L’Assemblée nationale a ouvert, ce mardi, sa deuxième session extraordinaire de l’année 2026. La cérémonie d’ouverture a été présidée par le Président de l’institution parlementaire, Prof. Komi Selom Klassou, en présence notamment de Me Pacôme Adjourouvi, Garde des Sceaux, ministre de la Justice et des Droits humains.

Cette session extraordinaire, convoquée conformément à l’article 12, alinéa 3, de la Constitution du 6 mai 2024, intervient dans un contexte marqué par la volonté de consolider les fondements institutionnels du pays, tout en renforçant son ouverture sur l’extérieur et la protection de son territoire.
« Cette session s’ouvre dans la continuité d’un travail collectif dont nous pouvons mesurer le chemin parcouru », a déclaré Komi Selom Klassou à l’ouverture des travaux. Le Président de l’Assemblée nationale a souligné que la convocation répond à la fois aux dispositions constitutionnelles et aux exigences liées aux priorités de la nation.
Les députés auront principalement à examiner trois projets de loi en première lecture.
Le premier concerne la création et la gestion des aires protégées. Il vise à renforcer la préservation des espaces naturels, de la biodiversité et des ressources en eau, tout en assurant une meilleure protection des sols et des paysages.
Le deuxième texte porte sur la réforme de la loi relative aux juridictions commerciales. Cette évolution entend améliorer l’efficacité de la justice commerciale, notamment par une meilleure maîtrise des délais de traitement des affaires, la sécurisation des échanges électroniques et l’adaptation du système judiciaire aux nouvelles exigences de la transformation numérique.
Le troisième projet concerne l’adhésion du Togo à la Convention de La Haye du 5 octobre 1961, qui supprime l’exigence de légalisation des actes publics étrangers. Cette adhésion devrait contribuer à simplifier plusieurs procédures administratives pour les citoyens, notamment dans les domaines de la reconnaissance des diplômes, de l’état civil, des successions et des contrats.
Pour le Président de l’Assemblée nationale, l’examen de ces textes, suivi de leur adoption définitive dans le respect de la navette parlementaire, impose aux élus de trouver un équilibre entre rapidité d’action et exigence de qualité.
« Nous irons avec soin, parce que la République nous regarde.
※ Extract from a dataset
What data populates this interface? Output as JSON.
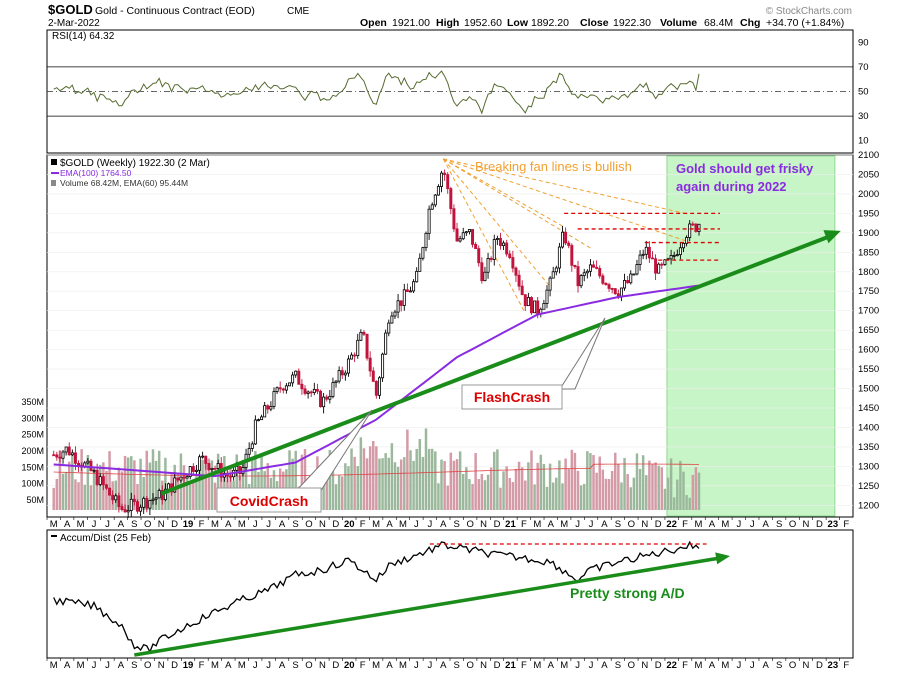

Nous débattrons avec franchise, parce que la démocratie l’exige. Nous déciderons avec respect, parce que l’unité nationale se construit aussi dans la manière dont nous assumons nos désaccords », a-t-il déclaré.
En plus des trois textes inscrits à l’ordre du jour de la session extraordinaire, les députés procéderont également à l’adoption définitive de quatre projets de loi déjà approuvés par le Sénat.
Ces textes portent sur l’adhésion du Togo à quatre conventions internationales adoptées à Vienne. Il s’agit notamment de la Convention sur la sûreté nucléaire du 17 juin 1994, de la Convention commune sur la sûreté de la gestion du combustible usé et des déchets radioactifs du 5 septembre 1997, ainsi que de la Convention sur la notification rapide d’un accident nucléaire et de la Convention sur l’assistance en cas d’accident ou d’urgence radiologique, toutes deux adoptées le 26 septembre 1986.

À travers cette session, l’Assemblée nationale entend ainsi poursuivre son travail législatif autour de questions touchant à la protection de l’environnement, à l’efficacité de la justice, à la simplification des démarches administratives et au renforcement des engagements internationaux du Togo.